Harvests are going to waste in parts of Rift Valley province, Kenya's grain basket, even though severe drought ravages the country's northern regions. 3.7 million Kenyans need life-saving assistance, according to the UN Office for the Coordination of Humanitarian Affairs . High malnutrition rates, up to 37.4 percent, have been recorded in parts of Turkana, also in the Rift Valley.
In southern Rift Valley, farmers are struggling to offload surplus vegetable harvests while maize farmers in other parts of the province are having difficulty accessing markets for their new harvests.
"Sometimes I have been forced to feed cabbages to my cows; it is painful to watch as produce goes to waste," John Kariuki, a farmer in Njoro's Deffo area in the Rift Valley, told IRIN. Kariuki estimates that he spent KSh8,000 (US$92) on cultivation and input costs for his 0.8ha but is now faced with the prospect of losses. "I don't care how much someone will pay for this cabbage, all I want is some income from it," he said.

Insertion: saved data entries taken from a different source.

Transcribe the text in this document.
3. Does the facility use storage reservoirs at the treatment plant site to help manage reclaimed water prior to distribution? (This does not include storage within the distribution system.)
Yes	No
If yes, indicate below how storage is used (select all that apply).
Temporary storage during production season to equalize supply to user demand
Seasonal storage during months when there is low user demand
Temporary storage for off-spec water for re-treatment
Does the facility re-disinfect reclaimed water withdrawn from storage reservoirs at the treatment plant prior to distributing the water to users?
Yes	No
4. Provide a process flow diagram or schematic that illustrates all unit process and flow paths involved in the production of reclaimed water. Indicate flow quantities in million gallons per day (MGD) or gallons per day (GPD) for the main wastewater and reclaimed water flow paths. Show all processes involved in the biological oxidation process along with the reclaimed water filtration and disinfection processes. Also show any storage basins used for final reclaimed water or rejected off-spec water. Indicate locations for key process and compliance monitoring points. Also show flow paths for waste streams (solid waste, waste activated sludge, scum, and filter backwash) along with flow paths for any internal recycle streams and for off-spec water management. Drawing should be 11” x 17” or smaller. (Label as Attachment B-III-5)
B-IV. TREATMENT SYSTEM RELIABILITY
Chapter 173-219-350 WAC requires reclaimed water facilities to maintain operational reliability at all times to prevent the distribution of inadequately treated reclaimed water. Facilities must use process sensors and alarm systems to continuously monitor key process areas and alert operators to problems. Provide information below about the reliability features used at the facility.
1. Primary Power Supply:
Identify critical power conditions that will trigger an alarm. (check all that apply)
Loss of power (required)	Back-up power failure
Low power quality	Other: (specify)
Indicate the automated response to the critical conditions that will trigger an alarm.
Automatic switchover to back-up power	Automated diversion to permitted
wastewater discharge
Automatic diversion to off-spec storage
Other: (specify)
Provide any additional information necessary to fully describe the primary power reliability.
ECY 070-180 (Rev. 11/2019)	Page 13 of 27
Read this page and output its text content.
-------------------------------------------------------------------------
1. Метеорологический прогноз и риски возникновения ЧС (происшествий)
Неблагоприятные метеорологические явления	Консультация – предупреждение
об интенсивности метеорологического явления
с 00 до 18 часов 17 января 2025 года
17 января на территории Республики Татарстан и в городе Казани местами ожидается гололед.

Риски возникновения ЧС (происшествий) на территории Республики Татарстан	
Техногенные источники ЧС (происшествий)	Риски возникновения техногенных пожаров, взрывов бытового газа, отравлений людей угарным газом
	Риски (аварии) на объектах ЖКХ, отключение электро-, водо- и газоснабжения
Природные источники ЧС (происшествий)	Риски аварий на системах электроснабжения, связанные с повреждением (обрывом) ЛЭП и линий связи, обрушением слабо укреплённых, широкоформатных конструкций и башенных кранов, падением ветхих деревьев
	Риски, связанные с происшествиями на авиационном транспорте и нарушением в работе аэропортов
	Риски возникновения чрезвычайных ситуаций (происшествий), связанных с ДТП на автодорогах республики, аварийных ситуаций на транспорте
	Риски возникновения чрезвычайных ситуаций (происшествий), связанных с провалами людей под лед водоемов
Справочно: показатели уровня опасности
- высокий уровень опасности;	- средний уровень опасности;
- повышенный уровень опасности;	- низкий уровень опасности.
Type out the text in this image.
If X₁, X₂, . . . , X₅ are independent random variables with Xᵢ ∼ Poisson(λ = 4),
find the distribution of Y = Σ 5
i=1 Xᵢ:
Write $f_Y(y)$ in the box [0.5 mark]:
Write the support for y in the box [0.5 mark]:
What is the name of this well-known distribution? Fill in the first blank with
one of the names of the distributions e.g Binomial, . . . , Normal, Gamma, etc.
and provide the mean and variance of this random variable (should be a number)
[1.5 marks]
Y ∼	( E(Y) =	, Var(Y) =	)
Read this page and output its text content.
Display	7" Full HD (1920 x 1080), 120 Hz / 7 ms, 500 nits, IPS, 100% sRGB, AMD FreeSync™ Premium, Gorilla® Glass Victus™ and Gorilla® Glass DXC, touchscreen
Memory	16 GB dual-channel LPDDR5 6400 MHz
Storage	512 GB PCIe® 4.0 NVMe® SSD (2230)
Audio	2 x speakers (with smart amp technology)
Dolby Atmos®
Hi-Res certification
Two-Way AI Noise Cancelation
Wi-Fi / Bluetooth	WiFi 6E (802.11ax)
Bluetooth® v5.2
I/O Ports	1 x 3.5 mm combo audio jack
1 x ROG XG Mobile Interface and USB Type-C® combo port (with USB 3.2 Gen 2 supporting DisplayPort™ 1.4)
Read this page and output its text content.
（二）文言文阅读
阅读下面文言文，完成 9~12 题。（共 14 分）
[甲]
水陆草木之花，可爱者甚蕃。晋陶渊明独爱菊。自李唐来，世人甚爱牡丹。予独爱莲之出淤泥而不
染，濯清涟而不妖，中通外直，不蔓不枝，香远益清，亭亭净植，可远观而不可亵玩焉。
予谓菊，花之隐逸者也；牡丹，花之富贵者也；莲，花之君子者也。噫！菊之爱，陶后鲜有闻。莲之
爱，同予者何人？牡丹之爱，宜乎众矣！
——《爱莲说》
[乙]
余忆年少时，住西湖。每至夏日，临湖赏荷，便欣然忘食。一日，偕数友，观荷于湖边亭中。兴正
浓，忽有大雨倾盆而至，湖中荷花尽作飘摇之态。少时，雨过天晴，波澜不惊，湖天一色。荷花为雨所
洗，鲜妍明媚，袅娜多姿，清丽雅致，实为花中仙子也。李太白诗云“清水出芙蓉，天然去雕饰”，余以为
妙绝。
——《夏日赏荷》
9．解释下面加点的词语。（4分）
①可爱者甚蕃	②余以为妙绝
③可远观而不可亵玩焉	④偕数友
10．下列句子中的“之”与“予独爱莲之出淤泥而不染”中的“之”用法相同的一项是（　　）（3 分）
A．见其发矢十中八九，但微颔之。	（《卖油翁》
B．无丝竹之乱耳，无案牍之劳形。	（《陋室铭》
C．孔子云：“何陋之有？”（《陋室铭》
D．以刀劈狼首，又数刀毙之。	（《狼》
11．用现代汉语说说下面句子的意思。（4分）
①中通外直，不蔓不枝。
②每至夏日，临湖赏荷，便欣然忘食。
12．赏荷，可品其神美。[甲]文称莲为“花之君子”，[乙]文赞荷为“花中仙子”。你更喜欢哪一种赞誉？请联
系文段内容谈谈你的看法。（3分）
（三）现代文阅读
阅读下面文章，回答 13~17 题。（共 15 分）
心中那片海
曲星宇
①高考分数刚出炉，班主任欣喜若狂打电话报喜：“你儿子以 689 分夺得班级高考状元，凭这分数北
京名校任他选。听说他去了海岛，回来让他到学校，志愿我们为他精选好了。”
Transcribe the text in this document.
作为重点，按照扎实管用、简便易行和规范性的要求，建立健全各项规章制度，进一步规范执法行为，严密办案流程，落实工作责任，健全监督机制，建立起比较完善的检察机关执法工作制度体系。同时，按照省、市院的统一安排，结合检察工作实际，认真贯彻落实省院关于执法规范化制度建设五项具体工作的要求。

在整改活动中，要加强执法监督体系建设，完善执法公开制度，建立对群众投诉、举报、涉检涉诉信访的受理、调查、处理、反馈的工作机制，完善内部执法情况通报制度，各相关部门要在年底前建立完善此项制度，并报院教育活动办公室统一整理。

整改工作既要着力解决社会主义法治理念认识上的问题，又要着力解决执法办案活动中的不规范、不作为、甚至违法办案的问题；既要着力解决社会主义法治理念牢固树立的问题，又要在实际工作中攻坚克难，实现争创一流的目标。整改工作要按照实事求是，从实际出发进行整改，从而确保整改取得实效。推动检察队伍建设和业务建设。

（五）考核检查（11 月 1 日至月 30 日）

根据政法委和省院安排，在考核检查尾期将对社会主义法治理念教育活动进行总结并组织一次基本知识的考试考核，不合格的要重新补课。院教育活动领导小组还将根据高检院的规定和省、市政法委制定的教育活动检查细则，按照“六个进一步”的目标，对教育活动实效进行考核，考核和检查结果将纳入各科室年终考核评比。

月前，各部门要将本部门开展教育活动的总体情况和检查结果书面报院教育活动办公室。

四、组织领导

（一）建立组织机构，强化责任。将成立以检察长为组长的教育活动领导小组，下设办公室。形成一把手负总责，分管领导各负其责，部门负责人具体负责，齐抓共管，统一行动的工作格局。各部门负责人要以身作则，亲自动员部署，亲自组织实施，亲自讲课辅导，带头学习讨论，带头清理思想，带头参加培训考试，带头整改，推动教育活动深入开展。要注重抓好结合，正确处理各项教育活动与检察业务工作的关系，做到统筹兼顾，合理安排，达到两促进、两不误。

Part of the problem is the lack of food preservation facilities to ensure such surplus fresh produce does not go to waste. "A policy on food preservation was needed in Kenya yesterday; it is unfortunate that it may take time to get it and get it implemented," said Leah Nakhone, a former director at the Crop Management Research Training Project and a soil scientist at Egerton University, Njoro. Potatoes could be preserved as chips, packed, refrigerated, then sold or distributed, while vegetables could be dried and distributed to the hungry, said Nakhone.
At present, a 110kg bag of potatoes is selling for between KSh700 ($8) and KSh1,000 ($11.50), against KSh5,000 ($57.50) in February and March in Njoro. Only farmers near the main highways are able to sell their produce even at these low prices, with those farther inland resigned to watching their harvests go to waste. "I have seen other farmers watch their produce rot in the farms for lack of a market," said Lucy Biwott, a Njoro farmer, who harvested 16 bags of Irish potatoes from the family's 1.2ha field. "I wonder where the hungry people are, how I wish I would transport to them some of these potatoes."
The contradictions of the capitalist system! So, yet again, as in every “food crisis” the workings of capitalism have produced the obscene spectacle of hunger in the midst of plenty.